Naja, de Newsrooms von ARD und ZDF sind halt pseudoamerikanisch eingerichtet.
Legasthenix, ggf. ja, mein Gedankenkonstrukt aus #13 kann man vielleicht süffisant als kleine Watsche für alle News des deutschen tVs zu sehn.
 
#24
Das Grundproblem der F1 sind nicht nur die ständigen Regeländerungen, die den Zuschauer verwirren. Auch geben mittlerweile einige Fahrer offen zu, dass das Cockpit eines heutigen F1-Wagens eher einer Playstation-Konsole gleicht, mit 20 Knöpfen am Lenkrad.
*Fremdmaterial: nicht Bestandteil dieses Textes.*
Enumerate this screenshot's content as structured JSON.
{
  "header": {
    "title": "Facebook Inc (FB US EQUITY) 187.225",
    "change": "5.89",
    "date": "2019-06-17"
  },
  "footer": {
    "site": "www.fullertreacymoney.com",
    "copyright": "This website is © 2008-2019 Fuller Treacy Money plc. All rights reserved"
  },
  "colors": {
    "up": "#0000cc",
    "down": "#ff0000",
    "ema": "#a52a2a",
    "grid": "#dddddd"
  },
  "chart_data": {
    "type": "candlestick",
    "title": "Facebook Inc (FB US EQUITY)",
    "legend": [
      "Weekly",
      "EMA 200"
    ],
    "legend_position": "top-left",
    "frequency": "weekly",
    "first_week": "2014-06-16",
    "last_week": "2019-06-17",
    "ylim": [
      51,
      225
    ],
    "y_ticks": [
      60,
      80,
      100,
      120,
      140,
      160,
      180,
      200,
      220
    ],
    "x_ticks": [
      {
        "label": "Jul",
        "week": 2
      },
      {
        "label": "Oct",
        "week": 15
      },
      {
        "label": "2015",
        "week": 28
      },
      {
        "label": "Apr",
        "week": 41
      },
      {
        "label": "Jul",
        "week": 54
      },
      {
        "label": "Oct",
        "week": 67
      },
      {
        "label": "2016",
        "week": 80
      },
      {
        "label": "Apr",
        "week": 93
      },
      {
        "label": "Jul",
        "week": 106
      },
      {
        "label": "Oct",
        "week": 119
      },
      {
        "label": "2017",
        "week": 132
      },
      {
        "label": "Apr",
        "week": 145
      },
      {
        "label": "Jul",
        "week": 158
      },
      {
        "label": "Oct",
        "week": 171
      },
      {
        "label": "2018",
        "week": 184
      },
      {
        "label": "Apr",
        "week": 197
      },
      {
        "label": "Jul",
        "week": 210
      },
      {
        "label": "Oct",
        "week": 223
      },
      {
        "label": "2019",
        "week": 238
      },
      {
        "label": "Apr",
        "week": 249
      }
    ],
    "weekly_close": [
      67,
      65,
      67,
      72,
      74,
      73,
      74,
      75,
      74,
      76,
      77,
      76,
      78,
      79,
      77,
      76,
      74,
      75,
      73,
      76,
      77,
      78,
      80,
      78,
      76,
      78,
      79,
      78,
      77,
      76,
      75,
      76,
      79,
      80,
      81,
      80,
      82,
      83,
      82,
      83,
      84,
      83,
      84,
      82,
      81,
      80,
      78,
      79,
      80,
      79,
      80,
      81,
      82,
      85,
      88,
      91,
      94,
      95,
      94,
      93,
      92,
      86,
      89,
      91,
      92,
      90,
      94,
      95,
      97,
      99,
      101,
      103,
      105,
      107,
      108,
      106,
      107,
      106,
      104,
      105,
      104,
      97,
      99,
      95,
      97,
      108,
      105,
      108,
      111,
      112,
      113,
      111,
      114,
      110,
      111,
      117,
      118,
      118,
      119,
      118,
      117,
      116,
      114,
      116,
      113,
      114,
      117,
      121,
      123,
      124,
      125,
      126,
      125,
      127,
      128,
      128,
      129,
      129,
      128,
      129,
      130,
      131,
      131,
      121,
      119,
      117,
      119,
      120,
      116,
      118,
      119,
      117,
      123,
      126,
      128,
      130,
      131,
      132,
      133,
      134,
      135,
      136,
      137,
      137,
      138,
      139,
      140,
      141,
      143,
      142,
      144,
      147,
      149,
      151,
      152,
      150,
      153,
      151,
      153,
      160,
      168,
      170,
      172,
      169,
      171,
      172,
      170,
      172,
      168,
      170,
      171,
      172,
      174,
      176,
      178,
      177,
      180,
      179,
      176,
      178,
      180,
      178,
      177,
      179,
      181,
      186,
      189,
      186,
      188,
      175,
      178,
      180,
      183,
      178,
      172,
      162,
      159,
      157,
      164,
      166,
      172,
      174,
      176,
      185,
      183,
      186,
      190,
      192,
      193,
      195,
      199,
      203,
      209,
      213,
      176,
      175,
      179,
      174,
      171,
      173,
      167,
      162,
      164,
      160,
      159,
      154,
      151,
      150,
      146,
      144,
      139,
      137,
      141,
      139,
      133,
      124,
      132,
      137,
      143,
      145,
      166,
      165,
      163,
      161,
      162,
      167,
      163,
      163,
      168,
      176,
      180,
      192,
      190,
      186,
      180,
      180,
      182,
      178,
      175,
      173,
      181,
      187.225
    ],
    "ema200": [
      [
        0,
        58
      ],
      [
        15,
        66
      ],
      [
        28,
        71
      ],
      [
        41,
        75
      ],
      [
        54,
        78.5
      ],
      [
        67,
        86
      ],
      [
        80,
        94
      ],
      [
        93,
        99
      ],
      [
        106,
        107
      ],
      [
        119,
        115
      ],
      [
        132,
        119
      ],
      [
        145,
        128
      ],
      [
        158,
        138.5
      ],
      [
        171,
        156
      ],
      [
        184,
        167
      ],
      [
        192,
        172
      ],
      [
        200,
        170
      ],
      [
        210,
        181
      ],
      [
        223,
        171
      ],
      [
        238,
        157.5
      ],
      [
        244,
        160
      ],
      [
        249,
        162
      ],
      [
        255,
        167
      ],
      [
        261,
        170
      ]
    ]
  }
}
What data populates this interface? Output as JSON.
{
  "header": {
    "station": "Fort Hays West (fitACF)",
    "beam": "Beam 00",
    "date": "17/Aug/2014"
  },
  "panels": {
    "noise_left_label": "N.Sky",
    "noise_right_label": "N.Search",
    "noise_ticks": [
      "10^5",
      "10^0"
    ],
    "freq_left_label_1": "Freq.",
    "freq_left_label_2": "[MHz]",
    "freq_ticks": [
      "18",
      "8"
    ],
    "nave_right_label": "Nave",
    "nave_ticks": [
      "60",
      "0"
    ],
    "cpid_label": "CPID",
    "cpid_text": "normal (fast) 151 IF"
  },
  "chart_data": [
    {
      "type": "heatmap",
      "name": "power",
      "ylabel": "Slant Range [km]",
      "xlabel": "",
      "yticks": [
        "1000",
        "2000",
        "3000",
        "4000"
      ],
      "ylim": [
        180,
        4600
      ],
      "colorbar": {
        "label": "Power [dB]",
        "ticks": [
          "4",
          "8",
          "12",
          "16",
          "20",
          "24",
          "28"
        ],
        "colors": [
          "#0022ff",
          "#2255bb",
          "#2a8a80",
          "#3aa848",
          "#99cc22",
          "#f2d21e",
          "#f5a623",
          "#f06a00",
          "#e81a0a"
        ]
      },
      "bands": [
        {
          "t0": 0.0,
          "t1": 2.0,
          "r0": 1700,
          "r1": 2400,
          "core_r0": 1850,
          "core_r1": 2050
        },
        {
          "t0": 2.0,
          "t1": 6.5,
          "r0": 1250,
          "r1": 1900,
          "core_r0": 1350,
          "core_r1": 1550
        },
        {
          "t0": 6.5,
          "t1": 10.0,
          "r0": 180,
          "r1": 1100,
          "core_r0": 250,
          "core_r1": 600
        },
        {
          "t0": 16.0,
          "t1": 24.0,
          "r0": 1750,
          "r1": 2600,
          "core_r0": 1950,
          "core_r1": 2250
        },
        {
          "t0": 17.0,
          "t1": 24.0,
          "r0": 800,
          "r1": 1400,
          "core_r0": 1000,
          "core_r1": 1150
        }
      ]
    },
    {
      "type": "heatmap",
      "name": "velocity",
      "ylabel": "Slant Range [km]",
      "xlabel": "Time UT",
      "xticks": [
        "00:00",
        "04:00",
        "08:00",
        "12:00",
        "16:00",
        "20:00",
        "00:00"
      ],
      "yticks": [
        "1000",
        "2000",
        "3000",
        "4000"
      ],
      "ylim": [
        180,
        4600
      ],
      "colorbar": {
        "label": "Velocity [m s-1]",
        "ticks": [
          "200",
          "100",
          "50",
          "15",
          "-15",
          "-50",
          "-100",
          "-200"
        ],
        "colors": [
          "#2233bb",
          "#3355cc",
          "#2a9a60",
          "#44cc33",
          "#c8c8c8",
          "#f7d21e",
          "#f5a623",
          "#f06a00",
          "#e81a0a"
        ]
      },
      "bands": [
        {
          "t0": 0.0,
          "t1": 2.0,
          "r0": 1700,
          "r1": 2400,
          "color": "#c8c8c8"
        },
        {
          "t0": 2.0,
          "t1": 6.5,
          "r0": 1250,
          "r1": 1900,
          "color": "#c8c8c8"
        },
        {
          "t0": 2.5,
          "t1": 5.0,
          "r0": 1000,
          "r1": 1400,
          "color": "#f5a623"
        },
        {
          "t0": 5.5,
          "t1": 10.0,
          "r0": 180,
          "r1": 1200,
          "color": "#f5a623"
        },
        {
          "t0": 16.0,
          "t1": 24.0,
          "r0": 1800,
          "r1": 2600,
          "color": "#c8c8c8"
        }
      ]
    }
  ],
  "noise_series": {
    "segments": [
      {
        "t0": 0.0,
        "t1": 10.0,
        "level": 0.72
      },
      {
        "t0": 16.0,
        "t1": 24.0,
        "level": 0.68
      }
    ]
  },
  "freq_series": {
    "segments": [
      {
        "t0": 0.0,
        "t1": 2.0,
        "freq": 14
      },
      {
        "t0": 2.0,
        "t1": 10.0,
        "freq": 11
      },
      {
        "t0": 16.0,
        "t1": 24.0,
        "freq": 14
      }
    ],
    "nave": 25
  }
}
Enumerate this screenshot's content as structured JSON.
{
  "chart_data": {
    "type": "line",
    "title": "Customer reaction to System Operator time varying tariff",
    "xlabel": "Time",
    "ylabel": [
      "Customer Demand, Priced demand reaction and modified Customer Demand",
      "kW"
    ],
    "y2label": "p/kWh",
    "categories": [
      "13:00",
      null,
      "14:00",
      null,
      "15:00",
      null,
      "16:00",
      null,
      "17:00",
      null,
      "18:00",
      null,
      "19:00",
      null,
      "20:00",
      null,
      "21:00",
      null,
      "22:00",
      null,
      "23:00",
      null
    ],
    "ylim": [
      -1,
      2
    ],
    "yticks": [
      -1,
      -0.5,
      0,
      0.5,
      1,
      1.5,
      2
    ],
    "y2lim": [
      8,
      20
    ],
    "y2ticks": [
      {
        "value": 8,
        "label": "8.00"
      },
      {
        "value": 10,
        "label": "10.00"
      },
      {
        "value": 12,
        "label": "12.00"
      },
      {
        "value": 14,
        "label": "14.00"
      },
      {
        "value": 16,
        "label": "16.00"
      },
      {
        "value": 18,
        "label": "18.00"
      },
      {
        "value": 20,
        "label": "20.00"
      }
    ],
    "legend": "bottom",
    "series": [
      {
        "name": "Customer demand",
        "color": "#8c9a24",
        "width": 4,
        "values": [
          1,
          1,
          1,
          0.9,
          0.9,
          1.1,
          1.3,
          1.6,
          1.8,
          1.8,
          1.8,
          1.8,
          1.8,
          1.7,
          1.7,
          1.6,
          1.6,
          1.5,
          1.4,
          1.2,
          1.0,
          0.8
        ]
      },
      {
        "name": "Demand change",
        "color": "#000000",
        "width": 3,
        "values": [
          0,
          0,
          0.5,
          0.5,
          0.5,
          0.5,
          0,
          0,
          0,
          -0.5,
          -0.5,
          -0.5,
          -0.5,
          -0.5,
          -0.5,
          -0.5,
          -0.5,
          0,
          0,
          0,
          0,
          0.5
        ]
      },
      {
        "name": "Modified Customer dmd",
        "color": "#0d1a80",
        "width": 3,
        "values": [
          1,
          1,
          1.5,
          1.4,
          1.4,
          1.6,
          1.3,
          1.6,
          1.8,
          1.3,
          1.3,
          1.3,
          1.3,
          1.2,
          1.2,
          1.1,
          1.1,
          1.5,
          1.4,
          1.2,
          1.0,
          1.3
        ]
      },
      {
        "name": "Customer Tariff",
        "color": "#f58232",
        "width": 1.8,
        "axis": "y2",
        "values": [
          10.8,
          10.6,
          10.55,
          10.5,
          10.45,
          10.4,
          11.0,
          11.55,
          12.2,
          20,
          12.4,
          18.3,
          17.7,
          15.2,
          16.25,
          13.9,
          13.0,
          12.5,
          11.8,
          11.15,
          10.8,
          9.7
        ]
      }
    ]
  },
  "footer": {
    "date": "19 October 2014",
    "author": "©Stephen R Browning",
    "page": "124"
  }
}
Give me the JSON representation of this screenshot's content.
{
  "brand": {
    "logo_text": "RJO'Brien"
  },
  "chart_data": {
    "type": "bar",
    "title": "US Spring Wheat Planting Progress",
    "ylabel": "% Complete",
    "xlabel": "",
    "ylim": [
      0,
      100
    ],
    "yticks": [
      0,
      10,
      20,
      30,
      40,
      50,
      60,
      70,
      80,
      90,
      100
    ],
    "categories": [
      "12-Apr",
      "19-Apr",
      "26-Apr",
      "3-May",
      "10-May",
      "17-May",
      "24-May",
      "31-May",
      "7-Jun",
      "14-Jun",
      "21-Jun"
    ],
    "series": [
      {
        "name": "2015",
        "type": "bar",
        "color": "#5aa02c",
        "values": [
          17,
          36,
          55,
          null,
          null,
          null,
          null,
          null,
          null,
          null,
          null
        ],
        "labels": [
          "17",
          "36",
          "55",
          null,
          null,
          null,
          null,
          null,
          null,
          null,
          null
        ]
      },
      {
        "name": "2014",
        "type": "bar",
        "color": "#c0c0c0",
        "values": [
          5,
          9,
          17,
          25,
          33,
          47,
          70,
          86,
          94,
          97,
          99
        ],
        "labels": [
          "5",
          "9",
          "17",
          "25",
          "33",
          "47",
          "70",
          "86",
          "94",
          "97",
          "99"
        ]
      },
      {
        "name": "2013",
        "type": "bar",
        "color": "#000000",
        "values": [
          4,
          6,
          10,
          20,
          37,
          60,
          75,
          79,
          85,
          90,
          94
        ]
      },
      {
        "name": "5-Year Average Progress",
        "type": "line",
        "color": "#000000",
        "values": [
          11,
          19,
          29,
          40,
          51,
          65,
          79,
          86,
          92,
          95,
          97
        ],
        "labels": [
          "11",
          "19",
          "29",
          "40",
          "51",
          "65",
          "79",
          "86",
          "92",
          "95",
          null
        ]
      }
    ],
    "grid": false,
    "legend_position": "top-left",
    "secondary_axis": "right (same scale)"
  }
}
Die Rennwagen sind auch dermaßen mit elektronischen Hilfsmitteln und Überwachungssystemen überladen, dass das fahrerische Können immer weiter in den Hintergrund drängt und die Fahrer mehr und mehr als Ecclestones Marionetten gesehen werden. Man munkelt auch, durch die intensive Elektronik sei es möglich, die Wagen während eines Rennens nicht nur positiv beeinflussen zu können und somit künstliche Spannung durch plötzliche Ausfälle aufzubauen.

Selbst der Vettel-Wechsel zu Ferrari wird keine Zuschauer anlocken, charismatische Fahrer sind nicht vorhanden. Ecclestones Geldpolitik wird die F1 auch weiterhin schädigen, die großen Teams arbeiten in einer Saison mit so viel Geld, dass kleine Teams es sich nicht mehr leisten können, zu den letzten Rennen zu fliegen, weil sie die Frachtkosten nicht mehr aufbringen können.

Vielleicht wird alles besser, wenn Ecclestone abtritt. Aber noch hat er die Fäden fest in der Hand und meiner Meinung nach auch völlig den Boden verloren. Die Glanzzeiten der F1 sind leider vorbei.